Quel regard portez-vous sur le secteur culturel en Normandie ?
C’est une belle région à découvrir. Elle est très riche. Elle n’a pas à rougir du nombre de ses structures qu’elle soutient et des équipes artistiques qui sont fortes. Il y a un vrai travail qui est mené. C’est exemplaire. Je suis très content d’avoir vécu ici pendant des treize années et vu cette grande Normandie. Il y avait déjà des passerelles mais elles se sont renforcées entre la Haute et la Basse-Normandie. Le travail en réseau est très riche.
Vous y avez aussi découvert des compagnies.
Avant d’arriver, je connaissais le travail de Yann Dacosta que j’avais reçu quand j’étais encore dans le Limousin. J’ai fait en effet des rencontres avec des équipes magnifiques qui évoluent et avancent chacune à leur façon. Pour la première fois, cette saison, DSN accueille La Cohue, une compagnie avec une écriture remarquable.
DSN, c’est le spectacle vivant et le cinéma. En quoi est-ce une force ?
C’est une vraie force. Nous avons construit des passerelles formidables entre le spectacle vivant et le cinéma. Il faut respecter l’histoire de sa maison. Le cinéma et le spectacle vivant, c’est la colonne vertébrale de DSN.
Comment avez-vous pris en considération la place géographique particulière de la scène nationale de Dieppe ?
Il faut toujours prendre en compte plein d’éléments comme la pluridisciplinarité de la programmation, la jauge de la salle, avec ses 600 places, une alternance du grand et du petit plateau. Il faut aussi prendre en compte le rythme budgétaire supposé des spectateurs. Il ne faut oublier que nous vivons une crise économique. Il y a aussi l’implantation géographique. Là, DSN a une place un peu hégémonique. Cela met cependant dans l’œil du cyclone parce que nous sommes très sollicités. Nous travaillons de plus en plus en lien avec les autres salles. Il reste néanmoins important de ne pas devenir une scène garage et de préserver une identité en ayant des propositions à voir seulement ici et des co-productions. Il faut savoir bouger le curseur en respectant l’histoire du lieu et son implantation.
La culture est en crise, c’est une phrase qui très souvent répétée. Quel peut être son avenir, notamment avec le plan « Mieux produire, mieux diffuser » ?
La culture est en crise depuis que le mot existe. C’est aujourd’hui une crise intellectuelle d’envergure. Il faut ramener un maximum de citoyens vers les propositions artistiques. Par ailleurs, il y a une réalité. Moins de budget est consacré aux productions.

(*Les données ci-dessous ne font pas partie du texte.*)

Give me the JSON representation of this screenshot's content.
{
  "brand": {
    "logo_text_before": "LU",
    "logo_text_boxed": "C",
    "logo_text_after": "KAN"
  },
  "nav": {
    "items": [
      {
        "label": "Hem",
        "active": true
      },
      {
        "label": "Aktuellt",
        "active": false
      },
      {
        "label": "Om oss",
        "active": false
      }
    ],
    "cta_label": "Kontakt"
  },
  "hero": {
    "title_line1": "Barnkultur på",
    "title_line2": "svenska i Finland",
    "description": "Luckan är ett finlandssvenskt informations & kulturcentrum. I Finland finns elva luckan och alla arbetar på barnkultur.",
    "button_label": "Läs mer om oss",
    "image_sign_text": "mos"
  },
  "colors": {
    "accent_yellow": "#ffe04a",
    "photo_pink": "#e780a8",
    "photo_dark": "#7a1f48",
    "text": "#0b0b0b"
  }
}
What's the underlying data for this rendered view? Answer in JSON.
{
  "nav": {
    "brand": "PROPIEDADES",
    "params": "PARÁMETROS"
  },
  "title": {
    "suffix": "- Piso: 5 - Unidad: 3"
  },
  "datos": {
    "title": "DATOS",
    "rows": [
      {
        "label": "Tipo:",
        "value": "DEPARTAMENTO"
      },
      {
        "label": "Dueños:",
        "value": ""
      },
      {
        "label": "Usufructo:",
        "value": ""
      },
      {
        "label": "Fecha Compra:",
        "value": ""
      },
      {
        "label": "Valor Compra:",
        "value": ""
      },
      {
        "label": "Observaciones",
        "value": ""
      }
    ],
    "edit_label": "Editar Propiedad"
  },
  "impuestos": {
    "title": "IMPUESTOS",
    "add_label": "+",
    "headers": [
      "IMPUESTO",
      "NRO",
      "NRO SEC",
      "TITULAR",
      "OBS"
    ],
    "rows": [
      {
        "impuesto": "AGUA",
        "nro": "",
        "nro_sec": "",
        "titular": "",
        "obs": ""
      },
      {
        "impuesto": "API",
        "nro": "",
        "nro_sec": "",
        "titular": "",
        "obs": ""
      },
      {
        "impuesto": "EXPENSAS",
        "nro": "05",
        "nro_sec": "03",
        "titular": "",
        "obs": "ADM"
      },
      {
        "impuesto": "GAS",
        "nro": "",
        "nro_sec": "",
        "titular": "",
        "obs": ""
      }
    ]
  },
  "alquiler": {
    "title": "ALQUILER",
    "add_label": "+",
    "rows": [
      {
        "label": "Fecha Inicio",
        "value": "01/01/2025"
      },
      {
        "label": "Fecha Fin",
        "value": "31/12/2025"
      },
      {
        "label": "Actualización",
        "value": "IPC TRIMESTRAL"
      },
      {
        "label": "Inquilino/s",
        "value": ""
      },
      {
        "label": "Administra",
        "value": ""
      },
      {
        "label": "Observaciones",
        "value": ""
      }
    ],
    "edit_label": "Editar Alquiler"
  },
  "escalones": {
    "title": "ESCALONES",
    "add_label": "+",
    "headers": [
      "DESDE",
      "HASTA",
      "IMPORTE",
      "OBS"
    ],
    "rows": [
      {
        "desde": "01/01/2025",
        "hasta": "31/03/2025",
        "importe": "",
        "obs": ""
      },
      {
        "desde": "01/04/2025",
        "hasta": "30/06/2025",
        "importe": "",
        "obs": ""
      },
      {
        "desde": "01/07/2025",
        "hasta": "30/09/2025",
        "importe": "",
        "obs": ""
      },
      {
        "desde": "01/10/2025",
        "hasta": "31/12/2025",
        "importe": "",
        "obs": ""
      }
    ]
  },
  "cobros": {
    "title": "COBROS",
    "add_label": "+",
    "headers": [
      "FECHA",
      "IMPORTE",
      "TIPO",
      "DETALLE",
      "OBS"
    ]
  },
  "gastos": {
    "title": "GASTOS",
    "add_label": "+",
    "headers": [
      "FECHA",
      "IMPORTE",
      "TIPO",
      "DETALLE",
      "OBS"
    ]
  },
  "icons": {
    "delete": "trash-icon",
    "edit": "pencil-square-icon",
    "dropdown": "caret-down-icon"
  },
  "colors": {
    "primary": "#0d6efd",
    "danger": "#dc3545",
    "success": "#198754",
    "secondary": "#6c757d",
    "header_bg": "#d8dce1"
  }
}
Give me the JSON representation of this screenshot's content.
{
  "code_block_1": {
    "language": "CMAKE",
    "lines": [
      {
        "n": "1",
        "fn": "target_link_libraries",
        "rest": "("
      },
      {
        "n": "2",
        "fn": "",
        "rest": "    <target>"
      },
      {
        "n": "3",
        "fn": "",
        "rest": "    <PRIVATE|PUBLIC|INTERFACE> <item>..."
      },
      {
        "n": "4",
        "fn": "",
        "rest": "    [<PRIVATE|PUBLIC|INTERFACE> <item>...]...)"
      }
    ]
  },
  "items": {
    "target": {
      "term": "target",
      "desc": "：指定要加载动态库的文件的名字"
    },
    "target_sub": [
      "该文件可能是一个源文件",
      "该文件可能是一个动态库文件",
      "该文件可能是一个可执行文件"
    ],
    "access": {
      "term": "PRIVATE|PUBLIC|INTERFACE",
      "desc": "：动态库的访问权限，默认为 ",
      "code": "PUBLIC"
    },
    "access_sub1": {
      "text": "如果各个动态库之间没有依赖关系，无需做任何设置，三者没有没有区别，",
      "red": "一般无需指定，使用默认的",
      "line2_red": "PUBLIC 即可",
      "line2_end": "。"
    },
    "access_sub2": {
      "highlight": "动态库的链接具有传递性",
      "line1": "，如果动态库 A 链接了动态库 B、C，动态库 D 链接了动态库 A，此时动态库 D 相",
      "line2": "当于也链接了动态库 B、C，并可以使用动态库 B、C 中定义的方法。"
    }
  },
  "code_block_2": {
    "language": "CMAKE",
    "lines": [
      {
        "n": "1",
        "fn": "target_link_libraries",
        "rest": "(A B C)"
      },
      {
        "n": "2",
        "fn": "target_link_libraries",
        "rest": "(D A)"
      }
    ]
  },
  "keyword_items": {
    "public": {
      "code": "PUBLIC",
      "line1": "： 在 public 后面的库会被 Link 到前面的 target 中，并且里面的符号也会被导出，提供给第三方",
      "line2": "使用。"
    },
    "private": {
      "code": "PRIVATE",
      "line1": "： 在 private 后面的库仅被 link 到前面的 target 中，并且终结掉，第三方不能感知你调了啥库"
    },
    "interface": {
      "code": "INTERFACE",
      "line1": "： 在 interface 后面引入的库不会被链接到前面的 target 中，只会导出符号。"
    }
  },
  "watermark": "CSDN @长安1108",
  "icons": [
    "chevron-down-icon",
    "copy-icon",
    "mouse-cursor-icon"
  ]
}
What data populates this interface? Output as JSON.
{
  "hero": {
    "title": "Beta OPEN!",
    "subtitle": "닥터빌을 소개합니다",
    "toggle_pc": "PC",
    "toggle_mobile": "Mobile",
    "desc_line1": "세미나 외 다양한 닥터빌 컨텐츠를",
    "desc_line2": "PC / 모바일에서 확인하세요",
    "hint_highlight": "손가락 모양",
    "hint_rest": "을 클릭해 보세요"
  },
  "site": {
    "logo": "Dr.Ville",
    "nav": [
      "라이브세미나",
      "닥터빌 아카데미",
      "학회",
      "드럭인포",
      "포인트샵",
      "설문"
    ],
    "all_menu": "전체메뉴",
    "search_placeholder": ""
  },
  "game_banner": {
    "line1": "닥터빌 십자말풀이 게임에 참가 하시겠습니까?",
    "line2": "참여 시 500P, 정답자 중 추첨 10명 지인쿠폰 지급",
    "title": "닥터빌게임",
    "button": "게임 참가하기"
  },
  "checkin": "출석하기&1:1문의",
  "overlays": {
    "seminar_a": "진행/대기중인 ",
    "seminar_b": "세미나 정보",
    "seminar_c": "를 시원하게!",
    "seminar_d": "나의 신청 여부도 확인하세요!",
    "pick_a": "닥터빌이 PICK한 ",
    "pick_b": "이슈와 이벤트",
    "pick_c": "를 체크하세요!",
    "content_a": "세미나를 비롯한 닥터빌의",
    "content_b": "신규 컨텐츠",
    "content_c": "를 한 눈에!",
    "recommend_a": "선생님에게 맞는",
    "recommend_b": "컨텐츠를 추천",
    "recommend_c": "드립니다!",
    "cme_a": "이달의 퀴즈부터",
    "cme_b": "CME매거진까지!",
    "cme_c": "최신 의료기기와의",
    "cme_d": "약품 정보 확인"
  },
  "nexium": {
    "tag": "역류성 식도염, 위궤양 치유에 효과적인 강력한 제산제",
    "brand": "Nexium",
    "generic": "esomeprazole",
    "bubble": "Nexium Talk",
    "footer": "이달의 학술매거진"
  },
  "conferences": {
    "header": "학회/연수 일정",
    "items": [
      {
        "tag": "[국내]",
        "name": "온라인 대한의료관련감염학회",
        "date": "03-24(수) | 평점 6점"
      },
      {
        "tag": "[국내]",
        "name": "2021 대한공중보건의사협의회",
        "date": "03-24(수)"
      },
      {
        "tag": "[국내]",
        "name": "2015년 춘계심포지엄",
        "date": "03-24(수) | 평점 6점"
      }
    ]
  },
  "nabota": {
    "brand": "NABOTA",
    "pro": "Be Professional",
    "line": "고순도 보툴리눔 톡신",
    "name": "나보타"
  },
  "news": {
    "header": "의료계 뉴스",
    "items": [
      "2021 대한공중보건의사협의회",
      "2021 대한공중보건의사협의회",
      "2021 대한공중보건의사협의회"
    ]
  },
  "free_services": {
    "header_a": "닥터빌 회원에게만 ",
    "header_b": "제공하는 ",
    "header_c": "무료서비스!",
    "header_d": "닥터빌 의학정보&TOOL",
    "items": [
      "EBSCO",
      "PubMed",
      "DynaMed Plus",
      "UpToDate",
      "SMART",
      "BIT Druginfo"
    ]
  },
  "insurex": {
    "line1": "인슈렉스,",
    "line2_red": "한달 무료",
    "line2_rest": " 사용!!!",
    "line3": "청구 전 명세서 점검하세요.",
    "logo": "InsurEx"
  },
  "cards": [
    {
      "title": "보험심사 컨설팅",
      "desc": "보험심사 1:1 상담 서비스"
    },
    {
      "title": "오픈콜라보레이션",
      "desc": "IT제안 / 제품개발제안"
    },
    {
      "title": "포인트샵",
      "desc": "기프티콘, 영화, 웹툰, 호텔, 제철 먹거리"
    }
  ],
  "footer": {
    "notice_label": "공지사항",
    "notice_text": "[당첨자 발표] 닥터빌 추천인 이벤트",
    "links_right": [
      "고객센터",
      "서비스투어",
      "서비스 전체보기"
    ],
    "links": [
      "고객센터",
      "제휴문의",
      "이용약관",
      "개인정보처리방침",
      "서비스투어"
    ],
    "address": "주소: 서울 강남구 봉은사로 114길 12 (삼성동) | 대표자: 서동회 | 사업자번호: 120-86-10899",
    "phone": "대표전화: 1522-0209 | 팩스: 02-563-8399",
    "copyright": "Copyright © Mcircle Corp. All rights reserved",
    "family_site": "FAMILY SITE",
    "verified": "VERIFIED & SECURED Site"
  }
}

Celles-ci vont s’épuiser de fait. On ne produit plus comme il y a quinze ans. La production est la variable d’ajustement. C’est la partie immergée de l’iceberg. Nous n’avons pas attendu un plan pour être dans une cohérence de tournée territoriale. À côté de cela, il est difficile de dire aux compagnies et aux auteurs d’arrêter d’écrire. Il est important d’accompagner l’émergence qui est tout le temps renouvelée. Le réseau PAN (Producteurs associés de Normandie, ndlr) permet de donner corps à des projets. La culture, c’est l’universalité. C’est ce qui fait que l’esprit s’élève. Il reste nécessaire d’accorder plus de moyens à la production.